Handling Spatial-Temporal Data Heterogeneity for Federated Continual Learning via Tail Anchor

TL;DR

This work tackles the challenge of spatial-temporal data heterogeneity in Federated Continual Learning (FCL), which induces both parameter-forgetting and output-forgetting as inputs shift across clients and tasks. It introduces Federated Tail Anchor (FedTA), a method that combines a frozen pre-trained Vision Transformer with learnable Tail Anchors, plus four components—Input Enhancement, Selective Input Knowledge Fusion, and Best Global Prototype Selection—to stabilize feature representations and class positions across time and space. Through extensive experiments on CIFAR-100 and ImageNet-R with multiple clients and tasks, FedTA achieves superior forgetting mitigation and preserves the relative geometry of features, outperforming baselines and showing favorable privacy and efficiency characteristics due to reduced replay reliance. The approach offers a scalable, privacy-conscious pathway for robust FCL in dynamic, heterogeneous environments, with practical implications for edge devices and real-world continual learning deployments.

Abstract

Federated continual learning (FCL) allows each client to continually update its knowledge from task streams, enhancing the applicability of federated learning in real-world scenarios. However, FCL needs to address not only spatial data heterogeneity between clients but also temporal data heterogeneity between tasks. In this paper, empirical experiments demonstrate that such input-level heterogeneity significantly affects the model's internal parameters and outputs, leading to severe spatial-temporal catastrophic forgetting of local and previous knowledge. To this end, we propose Federated Tail Anchor (FedTA) to mix trainable Tail Anchor with the frozen output features to adjust their position in the feature space, thereby overcoming parameter-forgetting and output-forgetting. Three novel components are also included: Input Enhancement for improving the performance of pre-trained models on downstream tasks; Selective Input Knowledge Fusion for fusion of heterogeneous local knowledge on the server; and Best Global Prototype Selection for finding the best anchor point for each class in the feature space. Extensive experiments demonstrate that FedTA not only outperforms existing FCL methods but also effectively preserves the relative positions of features.

Paper Structure

This paper contains 17 sections, 12 equations, 5 figures, 1 table.

Figures (5)

  • Figure 1: Illustration of FCL, the negative impact of spatial-temporal data heterogeneity and the intuition of Tail Anchor.
  • Figure 2: Illustrations of the negative impact of spatial-temporal data heterogeneity on the feature extractor and feature space. [Left Side] illustrates the variation of significant features extracted by the feature extractor for the same input sample, where brighter colors indicate more important features. As spatial-temporal changes occur, the extracted features gradually shift away from "cat", even extracting features near the image edges. [Right Side] depicts the changes in the positions of the features in the feature space after undergoing spatial-temporal transformations for the same batch.
  • Figure 3: An overview of FedTA. Local training is a two-stage training process. The first stage involves adding input enhancement to the image embeddings to fully utilize ViT (see 1).

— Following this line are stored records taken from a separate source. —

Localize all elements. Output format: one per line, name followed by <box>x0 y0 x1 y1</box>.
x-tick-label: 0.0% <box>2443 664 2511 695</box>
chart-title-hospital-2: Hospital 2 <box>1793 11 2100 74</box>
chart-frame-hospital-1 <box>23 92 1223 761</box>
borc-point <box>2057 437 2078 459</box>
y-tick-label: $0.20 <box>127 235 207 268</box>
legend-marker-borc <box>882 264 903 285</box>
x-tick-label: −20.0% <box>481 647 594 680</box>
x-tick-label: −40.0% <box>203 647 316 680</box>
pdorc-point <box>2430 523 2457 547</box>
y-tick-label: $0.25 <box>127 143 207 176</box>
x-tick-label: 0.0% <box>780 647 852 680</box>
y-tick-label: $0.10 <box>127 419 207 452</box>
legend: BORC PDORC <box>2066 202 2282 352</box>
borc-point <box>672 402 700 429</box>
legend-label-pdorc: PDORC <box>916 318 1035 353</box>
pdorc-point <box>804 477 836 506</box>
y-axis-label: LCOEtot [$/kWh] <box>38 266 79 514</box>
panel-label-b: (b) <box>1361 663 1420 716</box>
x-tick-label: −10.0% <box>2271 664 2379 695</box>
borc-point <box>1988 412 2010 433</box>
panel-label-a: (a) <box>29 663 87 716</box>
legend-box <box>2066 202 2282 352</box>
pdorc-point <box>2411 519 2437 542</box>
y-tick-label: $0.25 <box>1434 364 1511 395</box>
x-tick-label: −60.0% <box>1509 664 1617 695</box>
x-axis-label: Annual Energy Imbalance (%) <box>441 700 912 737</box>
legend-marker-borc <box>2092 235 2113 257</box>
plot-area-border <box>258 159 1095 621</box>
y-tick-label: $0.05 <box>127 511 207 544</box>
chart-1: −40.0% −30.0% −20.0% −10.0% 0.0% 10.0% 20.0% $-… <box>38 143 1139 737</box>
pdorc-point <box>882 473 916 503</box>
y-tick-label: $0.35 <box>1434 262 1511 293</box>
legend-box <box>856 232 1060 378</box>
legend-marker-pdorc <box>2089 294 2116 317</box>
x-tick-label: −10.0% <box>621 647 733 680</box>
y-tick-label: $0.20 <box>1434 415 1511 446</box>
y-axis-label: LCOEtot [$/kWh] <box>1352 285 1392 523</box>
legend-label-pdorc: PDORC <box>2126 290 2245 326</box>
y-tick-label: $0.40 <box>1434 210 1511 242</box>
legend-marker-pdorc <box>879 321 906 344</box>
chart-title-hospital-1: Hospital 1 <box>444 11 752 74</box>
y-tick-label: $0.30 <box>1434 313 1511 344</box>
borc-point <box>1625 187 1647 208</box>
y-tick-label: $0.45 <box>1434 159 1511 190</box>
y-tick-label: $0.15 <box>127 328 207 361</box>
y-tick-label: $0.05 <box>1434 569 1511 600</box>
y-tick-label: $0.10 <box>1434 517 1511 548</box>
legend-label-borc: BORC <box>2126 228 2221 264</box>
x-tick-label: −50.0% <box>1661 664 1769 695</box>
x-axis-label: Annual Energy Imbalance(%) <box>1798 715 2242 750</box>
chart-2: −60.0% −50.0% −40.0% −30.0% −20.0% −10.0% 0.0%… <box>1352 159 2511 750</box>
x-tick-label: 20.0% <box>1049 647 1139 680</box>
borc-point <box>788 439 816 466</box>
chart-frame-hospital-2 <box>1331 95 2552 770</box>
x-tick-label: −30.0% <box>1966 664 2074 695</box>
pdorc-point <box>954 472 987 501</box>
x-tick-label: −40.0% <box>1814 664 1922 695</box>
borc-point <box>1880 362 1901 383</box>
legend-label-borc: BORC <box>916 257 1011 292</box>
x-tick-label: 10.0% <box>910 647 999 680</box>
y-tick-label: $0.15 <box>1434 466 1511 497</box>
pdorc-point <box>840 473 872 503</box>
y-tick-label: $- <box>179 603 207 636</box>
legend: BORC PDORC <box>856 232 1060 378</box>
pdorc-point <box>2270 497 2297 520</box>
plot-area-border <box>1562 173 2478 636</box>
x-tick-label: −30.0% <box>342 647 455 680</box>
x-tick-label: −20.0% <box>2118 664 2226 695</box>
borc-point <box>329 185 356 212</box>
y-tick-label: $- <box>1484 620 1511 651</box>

In the second stage, the extracted features are fixed, and the corresponding tail anchor is mixed with them to adjust the similarity between classes by applying contrastive learning with global prototypes (see 2). Then, the local knowledge base of input enhancements and the local prototypes of each class are uploaded to the server, where selective input knowledge fusion for the knowledge base (see 4) and global best prototype selection for the local prototypes (see 3) are performed, respectively.
  • Figure 4: Knowledge retention on different dataset.
  • Figure 5: T-SNE for position changes of features corresponding to the same samples after FCL.